Q: What else have they done?
The EBA issued its revised ML/TF Risk Factors Guidelines, in which it introduced three new guidelines relating to financial institutions and de-risking. Below we summarise the key points of these three new guidelines:
The application of a risk-based approach does not require financial institutions to refuse, or terminate, business relationships with entire categories of customers that are considered to present higher ML/TF risk.
Financial institutions should put in place appropriate and risk-sensitive policies and procedures to ensure that their approach to applying customer due diligence measures does not result in unduly denying legitimate customers access to financial services.

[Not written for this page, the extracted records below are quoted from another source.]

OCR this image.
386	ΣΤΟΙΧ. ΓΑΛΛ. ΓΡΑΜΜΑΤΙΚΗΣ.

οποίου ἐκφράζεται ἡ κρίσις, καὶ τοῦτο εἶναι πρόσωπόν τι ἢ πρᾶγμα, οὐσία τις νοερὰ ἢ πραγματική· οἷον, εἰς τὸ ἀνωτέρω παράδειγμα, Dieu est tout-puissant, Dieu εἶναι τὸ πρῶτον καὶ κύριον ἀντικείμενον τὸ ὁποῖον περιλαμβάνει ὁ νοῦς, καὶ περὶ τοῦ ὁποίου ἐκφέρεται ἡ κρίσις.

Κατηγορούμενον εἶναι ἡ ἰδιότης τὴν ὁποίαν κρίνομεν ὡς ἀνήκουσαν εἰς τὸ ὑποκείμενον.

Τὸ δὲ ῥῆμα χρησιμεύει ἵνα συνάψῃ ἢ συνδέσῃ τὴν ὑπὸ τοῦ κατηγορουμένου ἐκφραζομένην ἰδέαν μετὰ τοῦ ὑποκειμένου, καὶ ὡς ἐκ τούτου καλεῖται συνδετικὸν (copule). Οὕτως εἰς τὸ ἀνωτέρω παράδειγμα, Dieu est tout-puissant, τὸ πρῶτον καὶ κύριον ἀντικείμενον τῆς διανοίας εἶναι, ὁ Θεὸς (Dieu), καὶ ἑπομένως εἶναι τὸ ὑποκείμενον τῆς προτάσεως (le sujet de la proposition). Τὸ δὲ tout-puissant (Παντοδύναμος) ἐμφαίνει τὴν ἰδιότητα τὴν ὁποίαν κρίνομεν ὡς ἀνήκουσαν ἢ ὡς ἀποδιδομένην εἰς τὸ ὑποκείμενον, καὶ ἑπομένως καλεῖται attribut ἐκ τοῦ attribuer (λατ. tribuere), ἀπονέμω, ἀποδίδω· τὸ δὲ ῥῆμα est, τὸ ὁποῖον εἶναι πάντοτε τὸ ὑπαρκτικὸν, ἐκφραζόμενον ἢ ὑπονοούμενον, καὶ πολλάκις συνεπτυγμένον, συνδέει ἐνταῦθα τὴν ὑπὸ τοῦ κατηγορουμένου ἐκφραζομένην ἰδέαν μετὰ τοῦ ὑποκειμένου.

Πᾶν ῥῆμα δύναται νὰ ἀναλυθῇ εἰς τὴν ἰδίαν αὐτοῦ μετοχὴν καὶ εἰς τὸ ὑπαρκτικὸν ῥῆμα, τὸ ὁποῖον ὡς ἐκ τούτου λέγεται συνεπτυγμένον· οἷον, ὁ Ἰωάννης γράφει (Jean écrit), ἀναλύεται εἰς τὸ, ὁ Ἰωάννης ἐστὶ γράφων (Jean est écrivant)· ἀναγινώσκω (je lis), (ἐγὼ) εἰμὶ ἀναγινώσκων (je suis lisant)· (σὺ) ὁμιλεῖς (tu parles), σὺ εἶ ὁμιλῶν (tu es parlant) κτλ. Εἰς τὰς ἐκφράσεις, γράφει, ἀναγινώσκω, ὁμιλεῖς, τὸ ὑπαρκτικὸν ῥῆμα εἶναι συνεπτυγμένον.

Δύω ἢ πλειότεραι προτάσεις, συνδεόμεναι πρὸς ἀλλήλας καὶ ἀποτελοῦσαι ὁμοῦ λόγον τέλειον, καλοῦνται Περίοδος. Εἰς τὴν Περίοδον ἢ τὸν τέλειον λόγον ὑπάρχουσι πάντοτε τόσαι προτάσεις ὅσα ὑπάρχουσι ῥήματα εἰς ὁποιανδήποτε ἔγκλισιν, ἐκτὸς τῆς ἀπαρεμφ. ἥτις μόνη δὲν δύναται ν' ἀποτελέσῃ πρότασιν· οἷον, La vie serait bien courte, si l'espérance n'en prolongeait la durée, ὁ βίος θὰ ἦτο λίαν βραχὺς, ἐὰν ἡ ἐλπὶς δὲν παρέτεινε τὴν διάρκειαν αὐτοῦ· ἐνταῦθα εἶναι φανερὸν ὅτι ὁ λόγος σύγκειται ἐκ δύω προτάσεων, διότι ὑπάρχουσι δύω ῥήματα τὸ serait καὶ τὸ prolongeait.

Where a customer has legitimate reasons for being unable to provide traditional forms of identity documentation, financial institutions should consider mitigating ML/TF risk in other ways, including by:
1. adjusting the level and intensity of monitoring in a way that is proportionate to the ML/TF risk associated with the customer;
2. offering only basic financial products and services, which restrict the ability of users to abuse these products and services for financial crime purposes.
Q: What do firms need to know when considering to enter the EU markets?
Besides the normal procedures of market entry steps and analysis they are highly recommended to have someone managing the stakeholder relations and can provide insights to certain topics such as de risking/ AML and the regulatory backgrounds to avoid negative experiences in a territory that is unknown to the company.